Kenilworth-Parkside Rec Center had just added a state-of-the-art running track, the only public track not at a school, and already had a 25-meter pool, so Ray added a second triathlon camp and put it there.

Ray says the current tense climate in some city neighborhoods makes any sort of camp attractive to parents. But he said there’s more to his pushing the youth triathlon concept than just getting kids off the streets during the long, hot summer.

“It would be easy for us just to say, ‘Come off the street!’—to let DPR be a holding center or a babysitting service,” Ray says. “But this is far from that. This is about combining swimming, cycling, and running, giving the kids a chance to experience something that, more than likely, inner-city kids don’t get to experience, exposure to a new type of sporting event.”

Ray and Newlon both say that getting D.C. kids to swim well has been the biggest athletic challenge of the triathlon camps.
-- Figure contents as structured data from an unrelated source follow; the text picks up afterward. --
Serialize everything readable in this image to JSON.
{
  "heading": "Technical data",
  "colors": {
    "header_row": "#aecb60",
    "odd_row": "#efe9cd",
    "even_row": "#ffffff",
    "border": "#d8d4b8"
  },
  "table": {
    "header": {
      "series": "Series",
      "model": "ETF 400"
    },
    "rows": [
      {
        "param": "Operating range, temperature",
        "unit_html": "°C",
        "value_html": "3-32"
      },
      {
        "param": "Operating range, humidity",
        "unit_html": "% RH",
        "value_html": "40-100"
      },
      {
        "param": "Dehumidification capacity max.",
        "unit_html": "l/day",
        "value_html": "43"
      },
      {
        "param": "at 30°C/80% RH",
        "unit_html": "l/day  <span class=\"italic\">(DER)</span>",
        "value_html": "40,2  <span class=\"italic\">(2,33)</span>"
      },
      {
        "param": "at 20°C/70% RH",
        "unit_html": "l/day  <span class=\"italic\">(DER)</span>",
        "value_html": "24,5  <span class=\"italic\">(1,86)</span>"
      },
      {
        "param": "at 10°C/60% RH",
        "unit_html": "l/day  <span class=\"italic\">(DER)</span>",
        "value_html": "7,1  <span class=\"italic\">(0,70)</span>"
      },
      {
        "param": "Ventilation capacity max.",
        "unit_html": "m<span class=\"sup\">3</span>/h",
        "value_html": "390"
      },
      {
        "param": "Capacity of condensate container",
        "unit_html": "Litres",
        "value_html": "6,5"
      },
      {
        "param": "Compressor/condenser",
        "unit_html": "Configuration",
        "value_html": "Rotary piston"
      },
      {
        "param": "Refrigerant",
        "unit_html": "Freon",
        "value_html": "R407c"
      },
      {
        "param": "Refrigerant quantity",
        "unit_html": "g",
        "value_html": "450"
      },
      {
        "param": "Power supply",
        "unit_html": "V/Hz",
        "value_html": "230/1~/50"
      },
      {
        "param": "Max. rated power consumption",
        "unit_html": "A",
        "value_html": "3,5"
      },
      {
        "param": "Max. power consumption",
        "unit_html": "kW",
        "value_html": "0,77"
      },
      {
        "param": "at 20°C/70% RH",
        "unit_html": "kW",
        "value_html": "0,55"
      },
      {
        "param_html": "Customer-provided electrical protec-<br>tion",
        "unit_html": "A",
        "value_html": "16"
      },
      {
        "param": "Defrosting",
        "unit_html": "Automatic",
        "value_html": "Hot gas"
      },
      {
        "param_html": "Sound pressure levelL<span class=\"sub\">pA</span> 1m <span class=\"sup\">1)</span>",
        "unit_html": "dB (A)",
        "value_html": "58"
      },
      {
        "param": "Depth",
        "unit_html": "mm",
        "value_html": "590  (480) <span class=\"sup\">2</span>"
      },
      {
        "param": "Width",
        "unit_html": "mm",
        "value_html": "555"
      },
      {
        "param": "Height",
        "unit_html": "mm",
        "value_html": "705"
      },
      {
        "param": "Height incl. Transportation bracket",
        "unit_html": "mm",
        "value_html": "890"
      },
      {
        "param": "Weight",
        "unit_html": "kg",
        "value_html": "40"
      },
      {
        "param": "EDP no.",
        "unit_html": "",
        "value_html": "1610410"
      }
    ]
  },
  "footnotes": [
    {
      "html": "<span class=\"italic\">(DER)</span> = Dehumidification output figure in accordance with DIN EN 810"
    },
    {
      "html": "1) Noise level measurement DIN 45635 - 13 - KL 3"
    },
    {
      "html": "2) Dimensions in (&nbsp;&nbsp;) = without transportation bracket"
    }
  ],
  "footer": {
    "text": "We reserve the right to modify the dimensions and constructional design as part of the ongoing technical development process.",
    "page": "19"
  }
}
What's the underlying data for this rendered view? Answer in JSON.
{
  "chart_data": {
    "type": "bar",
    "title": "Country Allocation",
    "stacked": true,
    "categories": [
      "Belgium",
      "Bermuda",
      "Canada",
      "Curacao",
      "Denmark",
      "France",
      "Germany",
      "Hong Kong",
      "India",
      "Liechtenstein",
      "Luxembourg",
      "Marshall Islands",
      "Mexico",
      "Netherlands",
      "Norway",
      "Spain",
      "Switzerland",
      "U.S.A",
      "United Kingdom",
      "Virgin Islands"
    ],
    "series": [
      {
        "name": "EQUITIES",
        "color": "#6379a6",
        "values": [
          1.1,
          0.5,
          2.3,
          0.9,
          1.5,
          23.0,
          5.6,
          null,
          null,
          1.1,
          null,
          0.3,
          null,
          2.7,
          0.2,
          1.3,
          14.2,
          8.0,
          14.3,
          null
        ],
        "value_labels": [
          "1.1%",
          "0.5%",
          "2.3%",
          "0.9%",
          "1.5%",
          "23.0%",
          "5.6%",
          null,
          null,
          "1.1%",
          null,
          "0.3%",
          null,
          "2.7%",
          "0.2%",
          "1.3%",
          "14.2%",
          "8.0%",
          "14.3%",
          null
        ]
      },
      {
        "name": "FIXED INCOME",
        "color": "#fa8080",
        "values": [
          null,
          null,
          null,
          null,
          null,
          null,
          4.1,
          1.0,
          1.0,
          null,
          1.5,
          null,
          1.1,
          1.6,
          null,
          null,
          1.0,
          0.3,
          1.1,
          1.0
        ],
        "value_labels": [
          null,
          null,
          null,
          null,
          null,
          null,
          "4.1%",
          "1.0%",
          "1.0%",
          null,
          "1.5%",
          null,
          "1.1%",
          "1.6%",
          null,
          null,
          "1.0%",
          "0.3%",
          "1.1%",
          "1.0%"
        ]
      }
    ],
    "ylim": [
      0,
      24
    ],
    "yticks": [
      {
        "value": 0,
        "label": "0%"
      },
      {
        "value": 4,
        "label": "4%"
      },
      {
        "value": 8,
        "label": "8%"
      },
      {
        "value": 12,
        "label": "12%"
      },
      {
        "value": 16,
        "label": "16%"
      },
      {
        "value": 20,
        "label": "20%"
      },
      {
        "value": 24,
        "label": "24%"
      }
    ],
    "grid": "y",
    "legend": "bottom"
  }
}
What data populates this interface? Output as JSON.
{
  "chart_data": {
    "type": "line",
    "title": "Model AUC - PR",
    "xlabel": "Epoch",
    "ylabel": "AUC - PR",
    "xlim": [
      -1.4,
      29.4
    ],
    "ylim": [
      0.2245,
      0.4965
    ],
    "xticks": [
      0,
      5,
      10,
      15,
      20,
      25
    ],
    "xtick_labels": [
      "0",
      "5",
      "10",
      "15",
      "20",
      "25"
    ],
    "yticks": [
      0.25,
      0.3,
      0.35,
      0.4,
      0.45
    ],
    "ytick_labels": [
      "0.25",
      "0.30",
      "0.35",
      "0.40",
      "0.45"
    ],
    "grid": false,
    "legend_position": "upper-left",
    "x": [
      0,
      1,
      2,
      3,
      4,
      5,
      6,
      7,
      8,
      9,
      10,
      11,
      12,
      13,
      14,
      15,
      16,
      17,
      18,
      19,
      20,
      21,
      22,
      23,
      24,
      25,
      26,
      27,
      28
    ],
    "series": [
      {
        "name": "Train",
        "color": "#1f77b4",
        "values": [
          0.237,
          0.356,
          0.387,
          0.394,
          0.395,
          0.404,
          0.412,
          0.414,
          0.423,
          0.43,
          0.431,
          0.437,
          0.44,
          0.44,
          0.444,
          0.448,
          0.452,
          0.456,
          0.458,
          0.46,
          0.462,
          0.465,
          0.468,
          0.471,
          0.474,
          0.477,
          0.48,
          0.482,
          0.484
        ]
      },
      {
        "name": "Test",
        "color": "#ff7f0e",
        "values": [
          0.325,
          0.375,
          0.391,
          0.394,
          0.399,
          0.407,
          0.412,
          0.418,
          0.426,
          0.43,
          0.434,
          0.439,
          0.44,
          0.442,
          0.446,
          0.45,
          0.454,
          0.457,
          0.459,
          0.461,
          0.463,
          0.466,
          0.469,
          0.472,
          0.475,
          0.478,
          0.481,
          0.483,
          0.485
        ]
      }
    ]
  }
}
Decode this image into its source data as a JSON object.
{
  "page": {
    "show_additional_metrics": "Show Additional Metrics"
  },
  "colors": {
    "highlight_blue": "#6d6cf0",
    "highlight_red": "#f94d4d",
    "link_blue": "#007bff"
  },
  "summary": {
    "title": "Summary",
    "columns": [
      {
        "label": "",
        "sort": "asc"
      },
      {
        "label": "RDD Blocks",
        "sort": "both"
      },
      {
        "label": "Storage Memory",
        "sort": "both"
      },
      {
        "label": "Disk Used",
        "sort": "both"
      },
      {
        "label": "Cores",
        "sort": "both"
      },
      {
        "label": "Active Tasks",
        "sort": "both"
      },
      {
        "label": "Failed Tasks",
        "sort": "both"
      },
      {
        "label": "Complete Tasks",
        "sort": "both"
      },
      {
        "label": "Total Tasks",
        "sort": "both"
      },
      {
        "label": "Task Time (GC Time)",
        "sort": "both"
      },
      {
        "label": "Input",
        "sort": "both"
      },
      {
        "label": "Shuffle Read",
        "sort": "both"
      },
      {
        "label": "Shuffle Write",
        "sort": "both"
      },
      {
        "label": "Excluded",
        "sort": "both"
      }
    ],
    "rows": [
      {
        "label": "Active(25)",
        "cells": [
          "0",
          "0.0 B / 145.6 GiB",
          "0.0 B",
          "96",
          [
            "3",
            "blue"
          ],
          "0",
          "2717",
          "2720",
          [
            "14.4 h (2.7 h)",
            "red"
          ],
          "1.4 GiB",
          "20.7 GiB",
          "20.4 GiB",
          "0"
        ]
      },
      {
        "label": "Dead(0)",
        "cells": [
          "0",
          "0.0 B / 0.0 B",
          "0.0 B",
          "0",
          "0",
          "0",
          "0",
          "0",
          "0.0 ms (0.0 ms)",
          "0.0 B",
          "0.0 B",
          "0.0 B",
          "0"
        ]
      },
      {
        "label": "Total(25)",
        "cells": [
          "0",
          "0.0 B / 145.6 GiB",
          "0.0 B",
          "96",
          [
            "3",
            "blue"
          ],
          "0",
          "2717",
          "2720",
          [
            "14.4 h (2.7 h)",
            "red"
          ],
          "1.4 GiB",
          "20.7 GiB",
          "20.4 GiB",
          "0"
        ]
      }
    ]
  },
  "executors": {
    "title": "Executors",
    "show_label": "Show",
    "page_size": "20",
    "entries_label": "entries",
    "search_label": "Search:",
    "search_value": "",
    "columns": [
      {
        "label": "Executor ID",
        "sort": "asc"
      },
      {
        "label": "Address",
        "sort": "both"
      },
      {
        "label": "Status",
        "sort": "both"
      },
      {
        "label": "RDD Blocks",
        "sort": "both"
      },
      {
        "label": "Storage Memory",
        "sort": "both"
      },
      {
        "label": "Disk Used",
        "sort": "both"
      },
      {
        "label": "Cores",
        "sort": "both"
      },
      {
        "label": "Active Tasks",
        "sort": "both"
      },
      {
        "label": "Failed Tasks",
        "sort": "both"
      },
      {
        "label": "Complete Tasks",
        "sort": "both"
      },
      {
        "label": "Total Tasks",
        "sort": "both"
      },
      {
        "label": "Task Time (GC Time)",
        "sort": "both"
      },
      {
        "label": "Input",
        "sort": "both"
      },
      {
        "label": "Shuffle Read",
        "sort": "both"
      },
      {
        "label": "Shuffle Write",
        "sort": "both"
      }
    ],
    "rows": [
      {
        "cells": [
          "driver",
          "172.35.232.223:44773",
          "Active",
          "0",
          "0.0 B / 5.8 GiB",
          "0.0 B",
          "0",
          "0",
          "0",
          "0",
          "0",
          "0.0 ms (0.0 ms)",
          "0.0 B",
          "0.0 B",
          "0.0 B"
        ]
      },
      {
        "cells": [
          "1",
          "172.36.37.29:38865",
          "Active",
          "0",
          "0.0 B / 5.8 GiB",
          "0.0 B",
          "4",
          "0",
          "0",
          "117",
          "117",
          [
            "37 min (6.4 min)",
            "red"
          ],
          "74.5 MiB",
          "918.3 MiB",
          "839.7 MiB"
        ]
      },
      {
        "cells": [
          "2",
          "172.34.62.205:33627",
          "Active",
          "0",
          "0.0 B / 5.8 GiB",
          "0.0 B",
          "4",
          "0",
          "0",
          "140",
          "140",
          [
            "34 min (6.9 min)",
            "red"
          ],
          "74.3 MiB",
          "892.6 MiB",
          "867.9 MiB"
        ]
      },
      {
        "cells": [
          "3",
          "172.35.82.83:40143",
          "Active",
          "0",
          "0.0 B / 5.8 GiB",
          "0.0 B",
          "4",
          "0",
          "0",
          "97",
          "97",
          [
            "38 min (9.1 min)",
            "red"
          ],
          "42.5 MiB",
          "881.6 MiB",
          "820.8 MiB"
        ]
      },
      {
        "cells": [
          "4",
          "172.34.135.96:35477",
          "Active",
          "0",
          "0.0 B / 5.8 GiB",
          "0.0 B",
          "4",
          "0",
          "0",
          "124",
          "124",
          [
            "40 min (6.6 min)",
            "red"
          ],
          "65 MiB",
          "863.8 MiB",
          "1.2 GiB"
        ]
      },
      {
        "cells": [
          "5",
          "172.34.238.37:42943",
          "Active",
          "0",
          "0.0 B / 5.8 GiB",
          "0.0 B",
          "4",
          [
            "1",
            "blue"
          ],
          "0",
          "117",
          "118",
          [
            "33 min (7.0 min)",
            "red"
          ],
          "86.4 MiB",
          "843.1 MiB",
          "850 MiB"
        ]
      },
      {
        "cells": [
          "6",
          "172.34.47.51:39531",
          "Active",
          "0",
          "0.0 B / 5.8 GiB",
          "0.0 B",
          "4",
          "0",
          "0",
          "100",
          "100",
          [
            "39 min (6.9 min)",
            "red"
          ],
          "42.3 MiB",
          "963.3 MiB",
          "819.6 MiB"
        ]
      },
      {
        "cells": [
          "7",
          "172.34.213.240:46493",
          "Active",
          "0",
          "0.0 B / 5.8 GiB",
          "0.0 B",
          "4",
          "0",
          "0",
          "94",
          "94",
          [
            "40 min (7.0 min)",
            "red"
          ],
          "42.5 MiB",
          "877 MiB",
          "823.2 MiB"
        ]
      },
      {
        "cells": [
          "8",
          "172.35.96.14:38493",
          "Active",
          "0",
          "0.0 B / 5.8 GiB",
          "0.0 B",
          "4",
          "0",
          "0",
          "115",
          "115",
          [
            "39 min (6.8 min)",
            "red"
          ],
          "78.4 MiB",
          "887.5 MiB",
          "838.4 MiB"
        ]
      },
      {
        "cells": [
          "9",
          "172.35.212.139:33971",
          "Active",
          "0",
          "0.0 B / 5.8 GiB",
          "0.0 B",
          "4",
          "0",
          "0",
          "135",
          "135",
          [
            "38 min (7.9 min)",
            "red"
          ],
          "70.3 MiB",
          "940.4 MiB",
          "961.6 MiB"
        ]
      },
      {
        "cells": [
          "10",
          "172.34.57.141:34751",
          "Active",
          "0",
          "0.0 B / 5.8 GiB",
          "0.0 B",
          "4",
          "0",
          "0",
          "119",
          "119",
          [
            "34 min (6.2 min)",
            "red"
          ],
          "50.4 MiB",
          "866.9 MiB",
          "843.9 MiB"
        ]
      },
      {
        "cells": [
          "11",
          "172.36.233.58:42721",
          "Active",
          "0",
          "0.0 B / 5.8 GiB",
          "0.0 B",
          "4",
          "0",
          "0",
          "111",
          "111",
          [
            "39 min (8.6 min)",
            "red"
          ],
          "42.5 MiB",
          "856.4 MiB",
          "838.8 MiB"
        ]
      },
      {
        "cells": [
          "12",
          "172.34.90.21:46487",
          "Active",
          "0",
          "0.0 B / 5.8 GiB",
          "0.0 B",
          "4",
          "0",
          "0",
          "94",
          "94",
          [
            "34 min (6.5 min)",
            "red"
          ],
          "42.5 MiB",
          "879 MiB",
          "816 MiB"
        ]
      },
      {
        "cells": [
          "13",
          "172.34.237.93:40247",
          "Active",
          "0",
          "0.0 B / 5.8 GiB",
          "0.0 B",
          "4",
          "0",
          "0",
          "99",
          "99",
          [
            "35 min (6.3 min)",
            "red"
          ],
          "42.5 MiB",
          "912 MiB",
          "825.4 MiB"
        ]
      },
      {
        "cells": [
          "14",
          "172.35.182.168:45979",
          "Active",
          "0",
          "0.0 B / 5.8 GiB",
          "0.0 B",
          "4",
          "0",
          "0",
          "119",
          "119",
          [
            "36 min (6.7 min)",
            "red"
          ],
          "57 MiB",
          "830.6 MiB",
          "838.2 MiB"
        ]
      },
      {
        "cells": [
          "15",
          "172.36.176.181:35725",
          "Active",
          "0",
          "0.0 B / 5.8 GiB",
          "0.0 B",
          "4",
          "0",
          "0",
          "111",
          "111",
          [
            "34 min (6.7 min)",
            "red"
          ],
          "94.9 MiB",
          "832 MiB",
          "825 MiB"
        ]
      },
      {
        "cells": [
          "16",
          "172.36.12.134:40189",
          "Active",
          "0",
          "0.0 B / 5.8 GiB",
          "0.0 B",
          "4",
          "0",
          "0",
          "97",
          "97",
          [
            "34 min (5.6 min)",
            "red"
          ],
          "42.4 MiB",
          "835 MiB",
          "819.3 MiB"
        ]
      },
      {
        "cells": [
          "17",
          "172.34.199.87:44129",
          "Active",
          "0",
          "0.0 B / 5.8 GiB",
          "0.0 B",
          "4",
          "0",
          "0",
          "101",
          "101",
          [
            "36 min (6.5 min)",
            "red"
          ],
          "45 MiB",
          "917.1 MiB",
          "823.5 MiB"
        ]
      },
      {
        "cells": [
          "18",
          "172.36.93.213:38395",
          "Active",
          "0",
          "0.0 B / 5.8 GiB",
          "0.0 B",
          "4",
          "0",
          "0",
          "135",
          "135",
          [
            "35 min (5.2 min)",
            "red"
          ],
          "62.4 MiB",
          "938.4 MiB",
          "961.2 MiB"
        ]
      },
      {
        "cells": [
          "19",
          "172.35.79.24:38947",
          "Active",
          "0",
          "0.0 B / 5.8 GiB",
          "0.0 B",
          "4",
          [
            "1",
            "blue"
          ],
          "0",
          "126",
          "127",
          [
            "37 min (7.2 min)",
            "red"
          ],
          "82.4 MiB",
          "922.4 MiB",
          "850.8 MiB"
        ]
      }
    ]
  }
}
And the performances in the Kenilworth pool at the Kids Triathlon showed there’s still a long way to go: None of the competitors in the first of the three heats—the largest grouping in the event and the one stocked with the best athletes from both camps—finished the 100-yard swim without taking at least a few breaks.

One girl, later identified as a junior Olympics qualifier in track, merely ran through the water for all four laps in the 25-meter pool. Volunteers and family members nevertheless banged cowbells and shouted encouragement until she’d finished her aquatic jog.

But the kids’ competitive spirit was as obvious as any shortcomings in the pool. Despite temperatures in the 90s and the sort of humidity you’d expect in August, the kids pushed themselves like champs. When Christopher, an 11-year-old from the Turkey Thicket camp, finished his cross-country run and crossed the finish line first, Newlon was there waiting for him.

As the coach and other event officials jumped up and down around the winner and tried to hug him, the kid broke away from the celebration and threw up all over the track. Newlon couldn’t have looked prouder.